Sony Group is a global entertainment and technology powerhouse, serving consumers worldwide with a vast array of products and services. From PlayStation consoles and games to televisions, cameras, music, movies, and even financial services, Sony generates revenue through hardware and software sales, subscriptions, royalties, and financial product offerings, embedding itself deeply into our daily lives.

Today's share price dip stems from an analyst report highlighting the increasing cost of DRAM and NAND memory semiconductors, driven by surging AI demand.
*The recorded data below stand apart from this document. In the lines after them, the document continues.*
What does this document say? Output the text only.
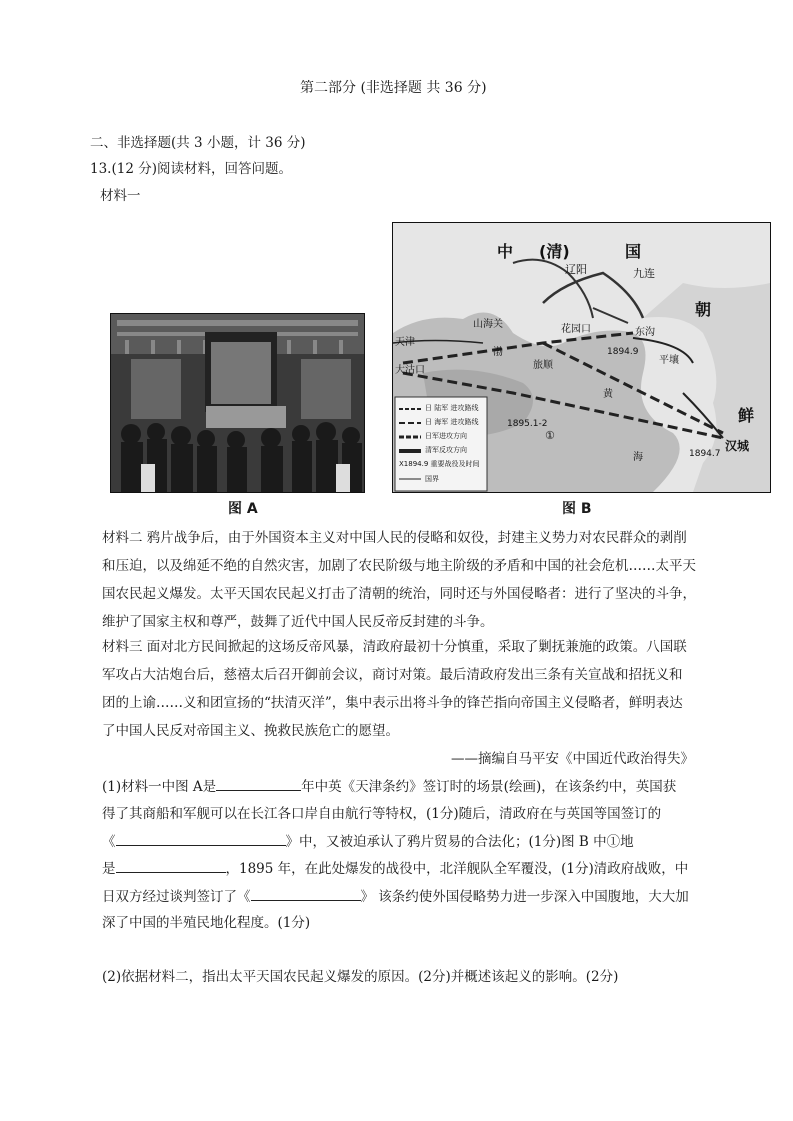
第二部分 (非选择题 共 36 分)
二、非选择题(共 3 小题，计 36 分)
13.(12 分)阅读材料，回答问题。
材料一
图 A
中 (清)	国
朝
鲜
辽阳	九连
山海关	花园口
天津
大沽口	旅顺
渤
海
黄
东沟
平壤
汉城
1894.9
1894.7
1895.1-2
①
日 陆军 进攻路线
日 海军 进攻路线
日军进攻方向
清军反攻方向
X1894.9 重要战役及时间
国界
图 B
材料二 鸦片战争后，由于外国资本主义对中国人民的侵略和奴役，封建主义势力对农民群众的剥削
和压迫，以及绵延不绝的自然灾害，加剧了农民阶级与地主阶级的矛盾和中国的社会危机……太平天
国农民起义爆发。太平天国农民起义打击了清朝的统治，同时还与外国侵略者：进行了坚决的斗争，
维护了国家主权和尊严，鼓舞了近代中国人民反帝反封建的斗争。
材料三 面对北方民间掀起的这场反帝风暴，清政府最初十分慎重，采取了剿抚兼施的政策。八国联
军攻占大沽炮台后，慈禧太后召开御前会议，商讨对策。最后清政府发出三条有关宣战和招抚义和
团的上谕……义和团宣扬的“扶清灭洋”，集中表示出将斗争的锋芒指向帝国主义侵略者，鲜明表达
了中国人民反对帝国主义、挽救民族危亡的愿望。
——摘编自马平安《中国近代政治得失》
(1)材料一中图 A是	年中英《天津条约》签订时的场景(绘画)，在该条约中，英国获
得了其商船和军舰可以在长江各口岸自由航行等特权，(1分)随后，清政府在与英国等国签订的
《	》中，又被迫承认了鸦片贸易的合法化；(1分)图 B 中①地
是	，1895 年，在此处爆发的战役中，北洋舰队全军覆没，(1分)清政府战败，中
日双方经过谈判签订了《	》 该条约使外国侵略势力进一步深入中国腹地，大大加
深了中国的半殖民地化程度。(1分)
(2)依据材料二，指出太平天国农民起义爆发的原因。(2分)并概述该起义的影响。(2分)
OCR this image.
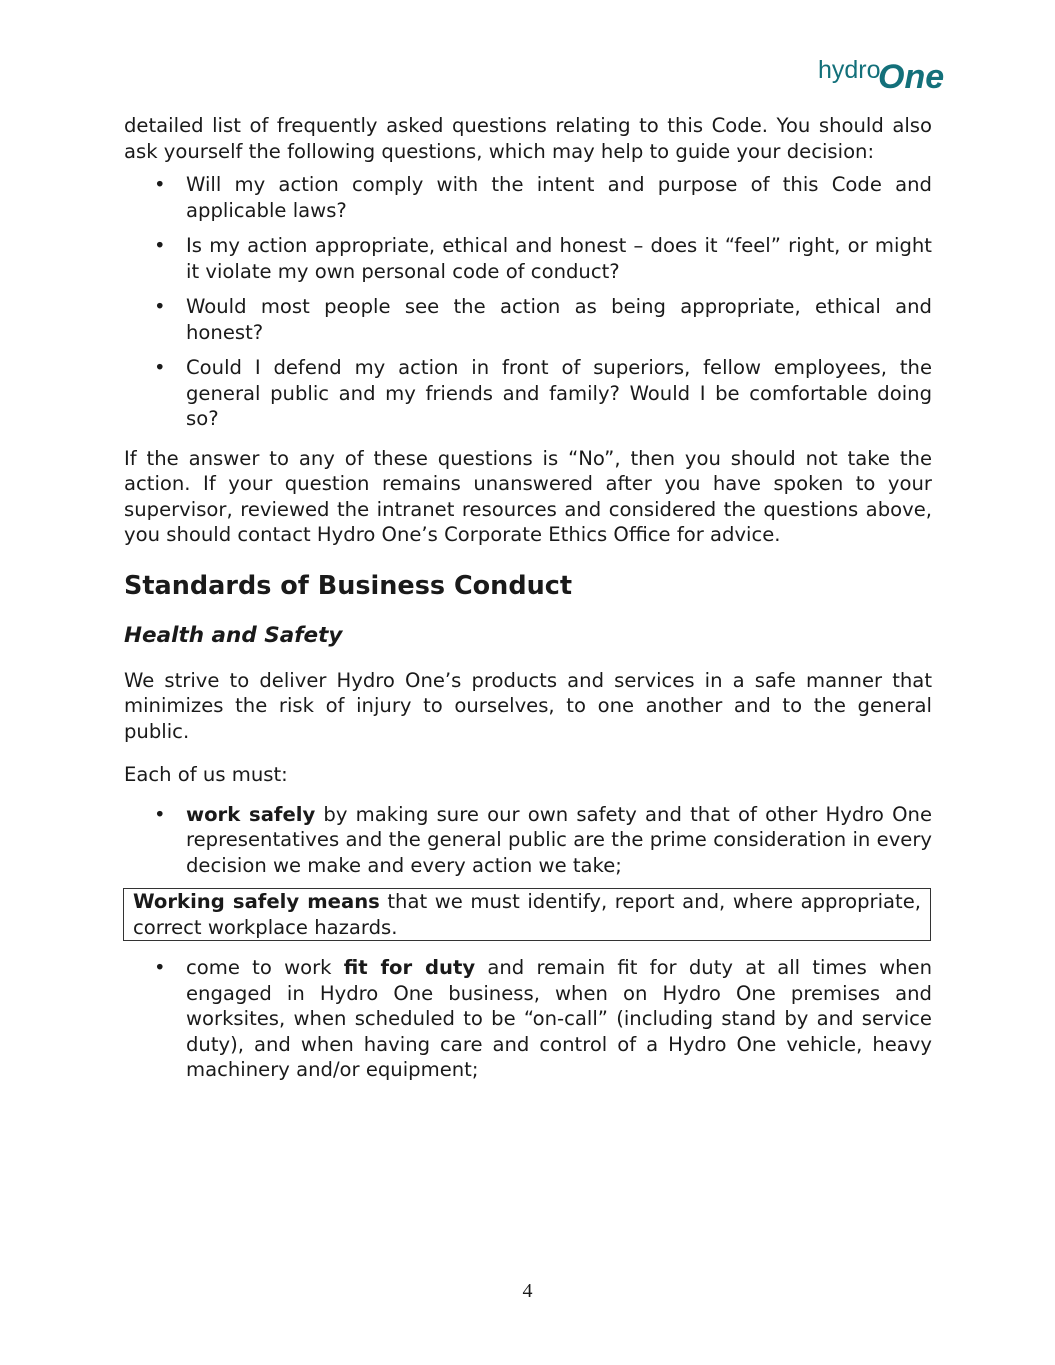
hydro
One

detailed list of frequently asked questions relating to this Code. You should also ask yourself the following questions, which may help to guide your decision:

• Will my action comply with the intent and purpose of this Code and applicable laws?
• Is my action appropriate, ethical and honest – does it “feel” right, or might it violate my own personal code of conduct?
• Would most people see the action as being appropriate, ethical and honest?
• Could I defend my action in front of superiors, fellow employees, the general public and my friends and family? Would I be comfortable doing so?

If the answer to any of these questions is “No”, then you should not take the action. If your question remains unanswered after you have spoken to your supervisor, reviewed the intranet resources and considered the questions above, you should contact Hydro One’s Corporate Ethics Office for advice.

Standards of Business Conduct
Health and Safety

We strive to deliver Hydro One’s products and services in a safe manner that minimizes the risk of injury to ourselves, to one another and to the general public.

Each of us must:

• work safely by making sure our own safety and that of other Hydro One representatives and the general public are the prime consideration in every decision we make and every action we take;
Working safely means that we must identify, report and, where appropriate, correct workplace hazards.
• come to work fit for duty and remain fit for duty at all times when engaged in Hydro One business, when on Hydro One premises and worksites, when scheduled to be “on-call” (including stand by and service duty), and when having care and control of a Hydro One vehicle, heavy machinery and/or equipment;
4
This rise in input costs is specifically impacting the profitability of Sony's crucial gaming division, particularly for products like the PlayStation 5. BofA Securities responded by lowering its operating profit forecast for Sony Group for the fiscal year ending March 2027 by 5% and reducing its target price from ¥5,000 to ¥4,600, amidst other factors like a re-evaluation of growth prospects.

This revision to future earnings expectations has prompted investors to reassess the company's outlook, with Sony Group (6758) currently trading down 4.0% at ¥3,106, a notable drop from yesterday's close of ¥3,234.

Imagine a high-end car manufacturer whose profit margins are suddenly squeezed because the price of a critical component, like specialised batteries for electric vehicles, has unexpectedly shot up. If they can't easily pass these higher costs onto customers without losing sales, or find cheaper, equally effective alternatives, they're forced to revise down their expected earnings for the year. This is similar to how the market views Sony's situation, with semiconductor costs acting as that crucial, more expensive component.

Sony Corp.

6758·Tokyo Stock Exchange·Nikkei 225·🇯🇵
Industry
Consumer Electronics
CEO
Hiroki Totoki
Employees
113,000
Headquarters
Tokyo, JP
Listed
2000
About

Sony Group Corporation (6758) is a diversified technology and entertainment conglomerate. It develops, produces, and sells electronic equipment, instruments, and devices for consumer, professional, and industrial markets across Japan, the Americas, Europe, and Asia-Pacific regions. The company's operations span gaming, including consoles and software distribution; music production, publishing, and animation; and film and television content creation and distribution, encompassing theatrical releases, series, and various television programmes. Sony also manufactures televisions, cameras, projectors, medical equipment, mobile devices, and semiconductor components. Additionally, it provides internet broadband services, recording media, and financial services such as life and non-life insurance and banking. Established in 1946, Sony Group Corporation is headquartered in Tokyo, Japan.